Google, Meta, Amazon, and OpenAI signed a voluntary anti-scam pact at the UN Global Fraud Summit — Apple's absence says more than the accord itself.
9to5Mac and Privacy Guides both note Apple's conspicuous absence from the 11-company accord, while Axios reports the pledge focuses on threat intelligence sharing.
X is split between reading Apple's absence as principled privacy stance and reading it as the company that takes 30 percent of everything refusing to police its own platform.
Eleven companies signed the Industry Accord Against Online Scams & Fraud at the United Nations Global Fraud Summit on March 16. The signatories include Google, Meta, Amazon, Microsoft, OpenAI, LinkedIn, Match Group, Pinterest, Adobe, Target, and Levi Strauss. [1] Apple, the world's most valuable company and operator of the largest app marketplace, did not sign. No explanation was offered. None was requested publicly by the other signatories. [2]

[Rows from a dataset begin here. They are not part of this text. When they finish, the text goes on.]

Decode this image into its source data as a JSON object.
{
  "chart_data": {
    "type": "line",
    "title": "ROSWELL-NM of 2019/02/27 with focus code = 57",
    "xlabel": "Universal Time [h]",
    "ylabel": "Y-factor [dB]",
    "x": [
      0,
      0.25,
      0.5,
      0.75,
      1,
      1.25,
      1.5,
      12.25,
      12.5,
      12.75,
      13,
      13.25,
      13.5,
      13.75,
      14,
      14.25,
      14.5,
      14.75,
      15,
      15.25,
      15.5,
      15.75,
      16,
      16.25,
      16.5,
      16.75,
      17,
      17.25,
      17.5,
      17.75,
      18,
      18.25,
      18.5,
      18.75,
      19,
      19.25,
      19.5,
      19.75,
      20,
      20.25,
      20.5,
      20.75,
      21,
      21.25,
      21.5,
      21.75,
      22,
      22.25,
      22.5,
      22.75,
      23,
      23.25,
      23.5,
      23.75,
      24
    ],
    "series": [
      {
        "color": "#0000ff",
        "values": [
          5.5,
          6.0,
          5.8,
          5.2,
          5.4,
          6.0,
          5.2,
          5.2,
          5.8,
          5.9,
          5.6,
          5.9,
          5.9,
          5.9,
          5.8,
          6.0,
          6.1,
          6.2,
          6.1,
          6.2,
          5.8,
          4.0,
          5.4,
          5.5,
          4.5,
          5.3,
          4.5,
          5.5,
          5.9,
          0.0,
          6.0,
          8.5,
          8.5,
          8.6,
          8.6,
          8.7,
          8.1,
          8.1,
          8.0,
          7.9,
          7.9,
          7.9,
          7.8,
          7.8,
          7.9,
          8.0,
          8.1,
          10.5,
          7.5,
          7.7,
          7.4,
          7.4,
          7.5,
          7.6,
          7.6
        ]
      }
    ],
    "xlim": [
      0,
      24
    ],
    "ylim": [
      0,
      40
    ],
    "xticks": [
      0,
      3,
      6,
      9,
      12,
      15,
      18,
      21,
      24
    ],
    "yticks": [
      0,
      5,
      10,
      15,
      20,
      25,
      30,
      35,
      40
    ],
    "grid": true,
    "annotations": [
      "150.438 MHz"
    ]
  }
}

The accord is voluntary. It commits participants to sharing scam intelligence across platforms, improving fraud detection with AI tools, and expediting responses to cross-platform scam operations. Google's announcement emphasized that AI-driven scams are growing in sophistication and scale. Meta's statement cited its own anti-scam technology investments. [3][4] The pledges are broad. The enforcement mechanism is reputational.
Apple's absence is conspicuous because scam apps, fraudulent in-app purchases, and phishing campaigns through iMessage represent a significant vector for consumer fraud. 9to5Mac noted that Apple has historically preferred to handle security and fraud prevention unilaterally rather than join industry coalitions — a posture consistent with its privacy brand but increasingly difficult to defend as scam losses surpass $10 billion annually in the United States alone. [2]
The accord changes nothing operationally. It is a statement of intent from companies that compete fiercely and cooperate rarely. Apple's decision to stay out may be principled. It may also be the company that controls the App Store telling the rest of the industry that it does not need their help policing fraud — a position that only holds if Apple is, in fact, policing it.